Write & stage a play illustrating the immunological battle:
- Cast of characters: virus, nasal hairs, mucus, NK cells, macrophages, dendritic cell, T cell, B cell, antibodies, memory cells.
- Costumes: spiky spheres for viruses, capes for dendritic “messengers,” etc.
- Set design: transform stage areas into “elevator,” “throat battlefield,” and “lymph node command center.”

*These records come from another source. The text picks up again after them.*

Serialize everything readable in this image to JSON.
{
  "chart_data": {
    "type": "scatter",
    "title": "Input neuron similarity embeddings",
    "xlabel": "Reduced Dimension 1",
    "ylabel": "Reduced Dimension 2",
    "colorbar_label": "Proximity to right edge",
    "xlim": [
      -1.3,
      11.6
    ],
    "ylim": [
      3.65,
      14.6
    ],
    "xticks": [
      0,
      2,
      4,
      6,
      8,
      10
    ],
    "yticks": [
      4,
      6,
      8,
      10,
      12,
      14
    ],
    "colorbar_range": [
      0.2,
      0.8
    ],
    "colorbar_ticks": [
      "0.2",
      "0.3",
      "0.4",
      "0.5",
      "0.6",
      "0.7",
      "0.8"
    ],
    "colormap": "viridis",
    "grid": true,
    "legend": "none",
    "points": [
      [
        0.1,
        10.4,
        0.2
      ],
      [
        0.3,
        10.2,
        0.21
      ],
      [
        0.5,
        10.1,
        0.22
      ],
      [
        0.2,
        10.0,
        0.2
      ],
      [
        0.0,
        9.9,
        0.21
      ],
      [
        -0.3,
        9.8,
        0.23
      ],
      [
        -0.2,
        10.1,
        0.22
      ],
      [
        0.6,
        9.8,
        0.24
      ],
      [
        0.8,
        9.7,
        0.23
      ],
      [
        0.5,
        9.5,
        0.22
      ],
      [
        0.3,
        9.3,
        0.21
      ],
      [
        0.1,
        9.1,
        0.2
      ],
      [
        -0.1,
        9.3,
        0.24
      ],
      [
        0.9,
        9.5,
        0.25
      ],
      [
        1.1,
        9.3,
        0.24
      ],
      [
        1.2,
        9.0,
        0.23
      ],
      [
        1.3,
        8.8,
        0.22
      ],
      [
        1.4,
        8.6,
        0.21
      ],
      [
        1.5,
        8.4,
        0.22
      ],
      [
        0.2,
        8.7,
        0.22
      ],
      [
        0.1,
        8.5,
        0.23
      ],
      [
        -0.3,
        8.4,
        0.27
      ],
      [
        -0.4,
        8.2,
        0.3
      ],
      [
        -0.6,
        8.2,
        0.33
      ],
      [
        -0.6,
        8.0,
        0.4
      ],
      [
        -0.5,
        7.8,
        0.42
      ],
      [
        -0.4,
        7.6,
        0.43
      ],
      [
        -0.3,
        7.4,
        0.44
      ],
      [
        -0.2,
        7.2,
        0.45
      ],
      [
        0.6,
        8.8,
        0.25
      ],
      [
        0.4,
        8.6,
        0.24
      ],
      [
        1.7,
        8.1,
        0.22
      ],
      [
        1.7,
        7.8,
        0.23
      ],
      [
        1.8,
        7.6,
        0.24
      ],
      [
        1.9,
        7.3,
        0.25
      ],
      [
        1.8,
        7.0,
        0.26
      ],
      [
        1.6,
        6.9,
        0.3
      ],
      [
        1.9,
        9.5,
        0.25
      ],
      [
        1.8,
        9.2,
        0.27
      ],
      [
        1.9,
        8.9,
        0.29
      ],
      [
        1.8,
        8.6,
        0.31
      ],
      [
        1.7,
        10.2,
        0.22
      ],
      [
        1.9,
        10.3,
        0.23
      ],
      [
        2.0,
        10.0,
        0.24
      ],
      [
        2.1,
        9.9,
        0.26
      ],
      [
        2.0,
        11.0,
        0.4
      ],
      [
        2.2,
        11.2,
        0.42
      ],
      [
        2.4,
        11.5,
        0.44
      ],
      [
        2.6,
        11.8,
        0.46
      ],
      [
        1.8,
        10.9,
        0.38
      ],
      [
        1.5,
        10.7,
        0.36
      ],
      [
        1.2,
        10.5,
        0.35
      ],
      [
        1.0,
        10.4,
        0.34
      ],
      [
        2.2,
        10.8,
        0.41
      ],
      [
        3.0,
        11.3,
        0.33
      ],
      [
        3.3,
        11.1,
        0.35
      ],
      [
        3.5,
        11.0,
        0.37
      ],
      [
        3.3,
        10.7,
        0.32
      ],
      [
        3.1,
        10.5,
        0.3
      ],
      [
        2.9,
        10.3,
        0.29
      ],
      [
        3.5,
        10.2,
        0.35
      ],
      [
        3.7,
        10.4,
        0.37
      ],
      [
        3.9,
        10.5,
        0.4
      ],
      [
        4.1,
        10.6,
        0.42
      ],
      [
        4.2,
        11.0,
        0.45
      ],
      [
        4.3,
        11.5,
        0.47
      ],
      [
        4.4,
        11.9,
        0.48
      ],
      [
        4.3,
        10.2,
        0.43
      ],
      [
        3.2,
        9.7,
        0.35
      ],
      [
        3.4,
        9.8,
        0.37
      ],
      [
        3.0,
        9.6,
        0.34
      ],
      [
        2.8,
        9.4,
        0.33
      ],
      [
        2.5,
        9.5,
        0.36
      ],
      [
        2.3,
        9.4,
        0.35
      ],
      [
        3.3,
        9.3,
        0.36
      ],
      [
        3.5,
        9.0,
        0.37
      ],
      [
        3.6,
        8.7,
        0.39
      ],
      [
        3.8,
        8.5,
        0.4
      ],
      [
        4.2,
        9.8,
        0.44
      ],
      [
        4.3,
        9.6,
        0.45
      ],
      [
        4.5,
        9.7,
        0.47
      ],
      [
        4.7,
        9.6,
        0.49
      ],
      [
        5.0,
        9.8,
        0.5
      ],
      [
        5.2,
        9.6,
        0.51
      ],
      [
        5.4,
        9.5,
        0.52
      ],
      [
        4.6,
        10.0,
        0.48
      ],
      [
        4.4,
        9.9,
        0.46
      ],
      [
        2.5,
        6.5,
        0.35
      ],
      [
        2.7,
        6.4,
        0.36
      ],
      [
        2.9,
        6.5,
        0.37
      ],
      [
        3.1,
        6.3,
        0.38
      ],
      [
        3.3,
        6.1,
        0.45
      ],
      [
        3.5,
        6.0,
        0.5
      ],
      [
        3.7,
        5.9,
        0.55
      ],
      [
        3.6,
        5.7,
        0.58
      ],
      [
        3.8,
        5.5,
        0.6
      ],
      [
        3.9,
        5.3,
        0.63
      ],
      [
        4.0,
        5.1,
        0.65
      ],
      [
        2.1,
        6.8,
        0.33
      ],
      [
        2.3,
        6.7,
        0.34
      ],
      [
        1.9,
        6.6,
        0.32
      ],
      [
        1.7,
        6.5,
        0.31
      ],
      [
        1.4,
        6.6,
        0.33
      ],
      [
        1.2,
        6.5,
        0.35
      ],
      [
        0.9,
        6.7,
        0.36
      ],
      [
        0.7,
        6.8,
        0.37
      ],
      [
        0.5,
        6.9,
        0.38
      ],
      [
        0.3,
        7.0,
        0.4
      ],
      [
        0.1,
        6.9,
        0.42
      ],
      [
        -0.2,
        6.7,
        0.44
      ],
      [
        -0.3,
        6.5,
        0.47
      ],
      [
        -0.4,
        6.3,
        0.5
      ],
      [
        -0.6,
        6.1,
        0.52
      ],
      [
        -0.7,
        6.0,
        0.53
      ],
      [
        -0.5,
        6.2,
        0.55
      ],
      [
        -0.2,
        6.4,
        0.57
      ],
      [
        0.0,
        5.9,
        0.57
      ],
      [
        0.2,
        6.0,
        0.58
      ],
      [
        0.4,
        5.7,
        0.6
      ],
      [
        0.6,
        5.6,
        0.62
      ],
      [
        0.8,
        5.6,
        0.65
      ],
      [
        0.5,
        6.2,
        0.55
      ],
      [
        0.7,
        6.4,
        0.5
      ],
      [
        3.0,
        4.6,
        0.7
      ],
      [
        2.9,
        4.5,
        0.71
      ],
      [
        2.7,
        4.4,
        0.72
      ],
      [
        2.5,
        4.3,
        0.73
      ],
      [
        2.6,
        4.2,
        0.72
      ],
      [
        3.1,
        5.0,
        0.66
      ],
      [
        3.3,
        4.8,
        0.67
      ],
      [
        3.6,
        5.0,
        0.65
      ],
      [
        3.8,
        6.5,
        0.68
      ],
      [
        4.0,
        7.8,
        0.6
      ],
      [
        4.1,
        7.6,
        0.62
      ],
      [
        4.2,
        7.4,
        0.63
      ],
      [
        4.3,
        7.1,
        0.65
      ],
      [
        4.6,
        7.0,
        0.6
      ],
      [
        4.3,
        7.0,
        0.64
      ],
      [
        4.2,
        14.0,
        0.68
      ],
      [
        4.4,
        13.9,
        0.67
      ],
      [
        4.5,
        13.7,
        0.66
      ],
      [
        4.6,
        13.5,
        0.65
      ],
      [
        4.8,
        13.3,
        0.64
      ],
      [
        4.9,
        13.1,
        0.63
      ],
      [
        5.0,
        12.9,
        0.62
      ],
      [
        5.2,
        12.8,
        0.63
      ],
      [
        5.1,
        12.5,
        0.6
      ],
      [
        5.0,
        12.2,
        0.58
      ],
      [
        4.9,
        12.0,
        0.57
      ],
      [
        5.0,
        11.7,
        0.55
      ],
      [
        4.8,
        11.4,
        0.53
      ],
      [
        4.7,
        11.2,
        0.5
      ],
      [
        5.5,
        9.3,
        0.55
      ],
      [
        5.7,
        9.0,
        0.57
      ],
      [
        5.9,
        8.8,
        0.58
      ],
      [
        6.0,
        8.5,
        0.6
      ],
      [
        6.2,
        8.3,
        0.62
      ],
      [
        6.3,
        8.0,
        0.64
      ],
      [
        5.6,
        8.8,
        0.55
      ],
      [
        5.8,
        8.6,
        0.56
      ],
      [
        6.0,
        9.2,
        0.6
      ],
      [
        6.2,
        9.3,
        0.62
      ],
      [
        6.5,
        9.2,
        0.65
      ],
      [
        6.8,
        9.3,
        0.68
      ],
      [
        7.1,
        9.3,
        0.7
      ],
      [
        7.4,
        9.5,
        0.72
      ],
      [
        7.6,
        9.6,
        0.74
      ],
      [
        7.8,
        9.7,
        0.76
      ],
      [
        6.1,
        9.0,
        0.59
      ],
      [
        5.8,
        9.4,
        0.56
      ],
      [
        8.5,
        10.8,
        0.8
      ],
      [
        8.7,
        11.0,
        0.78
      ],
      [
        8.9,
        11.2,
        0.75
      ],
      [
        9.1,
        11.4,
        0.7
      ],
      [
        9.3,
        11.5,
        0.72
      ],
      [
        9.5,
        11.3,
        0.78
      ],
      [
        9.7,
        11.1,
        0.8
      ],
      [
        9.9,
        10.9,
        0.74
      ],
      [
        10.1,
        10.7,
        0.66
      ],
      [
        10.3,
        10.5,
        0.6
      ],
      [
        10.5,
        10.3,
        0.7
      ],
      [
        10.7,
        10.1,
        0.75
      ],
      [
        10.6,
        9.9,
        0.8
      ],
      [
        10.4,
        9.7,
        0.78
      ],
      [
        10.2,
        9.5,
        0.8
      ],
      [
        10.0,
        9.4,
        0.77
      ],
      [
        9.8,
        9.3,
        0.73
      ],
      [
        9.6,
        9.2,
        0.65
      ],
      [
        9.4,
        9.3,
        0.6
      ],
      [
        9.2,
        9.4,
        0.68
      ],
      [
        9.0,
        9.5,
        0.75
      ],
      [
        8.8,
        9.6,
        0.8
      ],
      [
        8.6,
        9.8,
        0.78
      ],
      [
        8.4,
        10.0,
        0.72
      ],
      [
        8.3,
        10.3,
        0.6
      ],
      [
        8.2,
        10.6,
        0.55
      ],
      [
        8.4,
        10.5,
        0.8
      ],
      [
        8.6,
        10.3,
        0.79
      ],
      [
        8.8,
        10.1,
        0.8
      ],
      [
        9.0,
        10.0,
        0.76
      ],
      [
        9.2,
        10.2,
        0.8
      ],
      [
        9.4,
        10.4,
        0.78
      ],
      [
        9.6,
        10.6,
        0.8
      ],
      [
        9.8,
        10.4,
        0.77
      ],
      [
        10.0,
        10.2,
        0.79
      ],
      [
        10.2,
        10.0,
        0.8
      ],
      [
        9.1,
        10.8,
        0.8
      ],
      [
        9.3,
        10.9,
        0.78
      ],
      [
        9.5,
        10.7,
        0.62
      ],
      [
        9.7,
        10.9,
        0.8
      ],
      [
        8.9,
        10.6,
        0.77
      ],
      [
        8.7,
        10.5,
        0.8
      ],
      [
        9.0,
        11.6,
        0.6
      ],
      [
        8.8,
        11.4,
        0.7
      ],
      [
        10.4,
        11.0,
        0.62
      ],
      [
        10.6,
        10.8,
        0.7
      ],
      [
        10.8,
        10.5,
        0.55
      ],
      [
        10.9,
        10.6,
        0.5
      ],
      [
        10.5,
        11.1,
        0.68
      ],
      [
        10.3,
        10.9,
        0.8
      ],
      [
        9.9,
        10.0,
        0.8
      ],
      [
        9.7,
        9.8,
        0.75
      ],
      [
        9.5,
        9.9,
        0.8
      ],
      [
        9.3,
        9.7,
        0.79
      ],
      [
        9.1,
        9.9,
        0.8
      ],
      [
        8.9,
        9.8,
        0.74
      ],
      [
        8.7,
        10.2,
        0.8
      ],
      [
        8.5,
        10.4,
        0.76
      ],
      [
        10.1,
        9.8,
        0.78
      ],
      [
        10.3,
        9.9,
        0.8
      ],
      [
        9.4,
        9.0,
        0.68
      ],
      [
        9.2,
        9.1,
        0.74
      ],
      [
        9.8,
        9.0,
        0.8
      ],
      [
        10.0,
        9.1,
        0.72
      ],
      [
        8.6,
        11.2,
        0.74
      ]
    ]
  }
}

Real-World Connections & Ethical Notes

Flu seasonality, public-health messaging on cough etiquette & vaccination.
Impact of antipyretic overuse (fever suppression) on illness duration.
Responsibly managing antibiotics: useless against viruses but overprescribed for flu-like symptoms → antibiotic resistance.

Numerical & Scientific References (Quick List)

Sneeze velocity: $40$ mph.
Droplets expelled: $100,000$ .
Viral output from one cell: $10,000$ virions.
Initial infected cells after $2$ h: $5,000$ → later $500,000$ .
Normal body temperature: $98.6^{\circ}\text{F}$ .
Fever-driven growth rate of hair/nails: $+20\%$ .
Lymphocyte pool: $10^{12}$ .
Battle duration: ≈ $7$ days.

Key Take-Home Messages

Influenza virus is not a cell; it is an acellular infectious particle requiring host machinery.
Innate immunity buys time; adaptive immunity wins wars via specificity & memory.
Symptoms often stem from our own defenses, not from direct viral damage.
Vaccination leverages memory cell formation but must keep pace with viral mutation.